Heart Valve Repair
Our overall goal is to convert heart valve repair procedures that are currently performed as open-heart surgery into transcatheter interventions that avoid both the trauma of opening the chest as well as the use of cardiopulmonary bypass. This approach can reduce procedural risk enabling treatment earlier in the disease process and in patients too sick to undergo surgery. Replicating the dexterity and visualization of open surgery at the tip of the catheter inside a beating heart is challenging. Our research is comprised of three main components: the creation of steerable robotic catheters as a platform for valve repair, the development and integration of imaging technologies into the catheter tip and the design of valve repair tools and devices. Our projects span identification of clinical need, idea conception, algorithmic design and prototyping to in vivo testing. We are currently targeting repair of the aortic, mitral and tricuspid valves.
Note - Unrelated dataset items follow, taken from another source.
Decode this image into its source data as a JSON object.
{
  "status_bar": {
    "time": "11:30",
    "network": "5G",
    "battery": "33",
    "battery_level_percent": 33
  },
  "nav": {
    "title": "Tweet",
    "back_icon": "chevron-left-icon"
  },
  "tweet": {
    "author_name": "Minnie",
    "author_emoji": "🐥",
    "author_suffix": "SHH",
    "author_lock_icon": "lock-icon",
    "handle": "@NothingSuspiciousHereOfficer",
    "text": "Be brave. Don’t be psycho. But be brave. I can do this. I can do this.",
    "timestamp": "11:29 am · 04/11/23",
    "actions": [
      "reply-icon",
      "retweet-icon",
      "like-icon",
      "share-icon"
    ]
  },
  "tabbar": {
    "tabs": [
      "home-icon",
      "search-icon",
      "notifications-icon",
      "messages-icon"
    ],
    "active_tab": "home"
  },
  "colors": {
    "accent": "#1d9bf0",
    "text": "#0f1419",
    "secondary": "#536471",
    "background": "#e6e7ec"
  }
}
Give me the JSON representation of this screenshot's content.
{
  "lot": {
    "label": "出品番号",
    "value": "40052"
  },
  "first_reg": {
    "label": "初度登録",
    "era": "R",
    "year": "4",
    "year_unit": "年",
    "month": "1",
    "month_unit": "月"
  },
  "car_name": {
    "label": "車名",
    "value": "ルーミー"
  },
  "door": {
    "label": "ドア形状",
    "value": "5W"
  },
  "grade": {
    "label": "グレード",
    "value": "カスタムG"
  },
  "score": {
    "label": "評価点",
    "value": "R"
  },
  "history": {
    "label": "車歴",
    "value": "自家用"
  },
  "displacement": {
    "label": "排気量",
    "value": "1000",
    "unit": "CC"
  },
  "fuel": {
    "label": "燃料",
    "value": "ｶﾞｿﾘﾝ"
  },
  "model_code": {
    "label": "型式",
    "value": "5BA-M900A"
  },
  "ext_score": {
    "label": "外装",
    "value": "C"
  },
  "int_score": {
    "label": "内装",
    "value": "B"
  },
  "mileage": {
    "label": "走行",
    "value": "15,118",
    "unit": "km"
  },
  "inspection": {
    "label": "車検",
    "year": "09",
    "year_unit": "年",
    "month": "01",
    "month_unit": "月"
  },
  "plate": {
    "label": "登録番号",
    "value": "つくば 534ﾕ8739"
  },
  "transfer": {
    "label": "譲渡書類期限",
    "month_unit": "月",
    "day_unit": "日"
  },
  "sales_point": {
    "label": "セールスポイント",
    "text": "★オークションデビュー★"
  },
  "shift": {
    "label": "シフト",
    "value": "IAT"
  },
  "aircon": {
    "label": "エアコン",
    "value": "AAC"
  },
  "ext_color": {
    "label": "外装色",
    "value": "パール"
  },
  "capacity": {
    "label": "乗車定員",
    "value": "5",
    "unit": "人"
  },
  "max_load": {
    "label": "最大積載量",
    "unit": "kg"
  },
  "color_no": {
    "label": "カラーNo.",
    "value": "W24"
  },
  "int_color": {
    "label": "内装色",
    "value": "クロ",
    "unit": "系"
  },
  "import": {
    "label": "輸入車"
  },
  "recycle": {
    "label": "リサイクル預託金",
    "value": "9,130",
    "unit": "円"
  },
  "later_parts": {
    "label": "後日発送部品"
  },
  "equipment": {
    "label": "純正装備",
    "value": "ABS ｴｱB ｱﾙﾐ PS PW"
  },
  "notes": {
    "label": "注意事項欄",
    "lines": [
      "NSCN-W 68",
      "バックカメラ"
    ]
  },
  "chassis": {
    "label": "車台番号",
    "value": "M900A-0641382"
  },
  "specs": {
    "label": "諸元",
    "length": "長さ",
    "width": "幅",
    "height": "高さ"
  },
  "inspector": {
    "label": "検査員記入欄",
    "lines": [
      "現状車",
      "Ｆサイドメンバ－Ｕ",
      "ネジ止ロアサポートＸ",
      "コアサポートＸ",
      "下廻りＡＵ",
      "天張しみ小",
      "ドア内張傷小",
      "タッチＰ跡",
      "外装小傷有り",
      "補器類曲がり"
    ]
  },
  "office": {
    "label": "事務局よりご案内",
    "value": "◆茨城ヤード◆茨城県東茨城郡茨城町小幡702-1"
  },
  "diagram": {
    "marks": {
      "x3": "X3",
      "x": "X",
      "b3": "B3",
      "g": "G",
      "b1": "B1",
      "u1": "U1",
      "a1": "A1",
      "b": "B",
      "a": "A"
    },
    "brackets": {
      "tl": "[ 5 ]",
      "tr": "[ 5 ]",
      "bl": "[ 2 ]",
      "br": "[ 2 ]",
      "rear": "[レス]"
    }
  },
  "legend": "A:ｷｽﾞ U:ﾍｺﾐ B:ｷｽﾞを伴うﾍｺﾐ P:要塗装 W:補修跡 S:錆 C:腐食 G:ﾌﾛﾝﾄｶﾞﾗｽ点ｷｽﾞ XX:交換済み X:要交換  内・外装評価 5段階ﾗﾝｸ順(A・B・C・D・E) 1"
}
Multi-armed single-port medical robots.
Many surgical tasks require the coordinated use several tools at once. While this is easy to achieve in open surgery, it is more challenging during minimally invasive procedures. In laparoscopy, the use of multiple tools is achieved by inflating the abdomen to create an empty working volume and then inserting tools into this volume through separate incisions spread over the abdomen. In other parts of the body, the surgical site must be reached through a single pathway to avoid damaging surrounding delicate tissues. Examples include brain surgery as well as endoluminal procedures such as trans-oral or trans-anal surgery. Multi-armed robots equipped with endoscopic imaging provide the means to reproduce the coordinated use of several tools as is done in open surgery, but through a single small surgical corridor. Such single-port robots are designed with the arms and endoscope located at the distal end of a sheath that is either straight or steerable. We have developed a two-armed system with a straight sheath for neurosurgical procedures. Unique features of this robot include the high curvatures of the arms and the ability to intraoperatively swap the tools that are inserted through the arms. We have also developed a steerable sheath technology comprised of eccentrically arranged precurved superelastic tubes that serve as the working channels for the robotic arms. The shape of the sheath is controlled by rotating the precurved tubes with respect to the sheath.
Airway stents for tracheobronchomalacia
Tracheobronchomalacia is a condition in which a portion of the trachea and bronchi collapse during respiration. While stents have the potential to support the collapsing airway segment, existing designs do not perform well. Current stent types exhibit some combination of the following limitations. They can block mucus transport, slide along the airway during coughing, induce the growth of granulation tissue that can block the airway or become embedded into the tissue such that they cannot be safely removed. Due to these limitations, both pediatric and adult patients must often undergo lengthy open surgical procedures to structurally reinforce the airways. With the goal of eliminating the need for such operations, we have created a helical stent along with delivery and removal tools that address the limitations of existing stent designs. Since the helical coils cover only a small portion of the airway, they do not impede mucus transport. Shaped like the threads of screw on the surface of the airway, the stent resists sliding. The small amount of material in the stent induces a reduced foreign body response. Furthermore, even if the inner surface of the airway grows over the stent, it can be safely removed using our removal tool which unscrews it like a corkscrew from the tissue. We have also developed a version of this stent that can be molded to the shape of the airway during delivery to achieve a patient-specific fit. We are currently refining this technology for commercialization.
Robotic Implants
Robotic implants are devices designed to autonomously regulate biological processes inside the body. Potential benefits of these devices include restoration of degraded or missing biological functionality, induction of tissue growth, as well as a reduction in the number of surgeries necessary to treat a patient with a chronic condition. These devices may move through the body or reside in one location and employ their degrees of freedom to interact with tissue structures. For example, they could automatically regulate flow resistance in the vasculature or adjust the length and compliance of tissues. We have developed robotic implants to induce tissue regeneration in tubular organs. Specifically, we have considered the pediatric applications of long gap esophageal atresia and short bowel syndrome. The goal for both applications is to increase the length of the organ by applying controlled traction forces to the tissue over a period of several weeks. Our most recent work has considered how to design implants from a combination of absorbable and non-absorbable materials so that, if they need to be removed from the body, this can be done without surgery.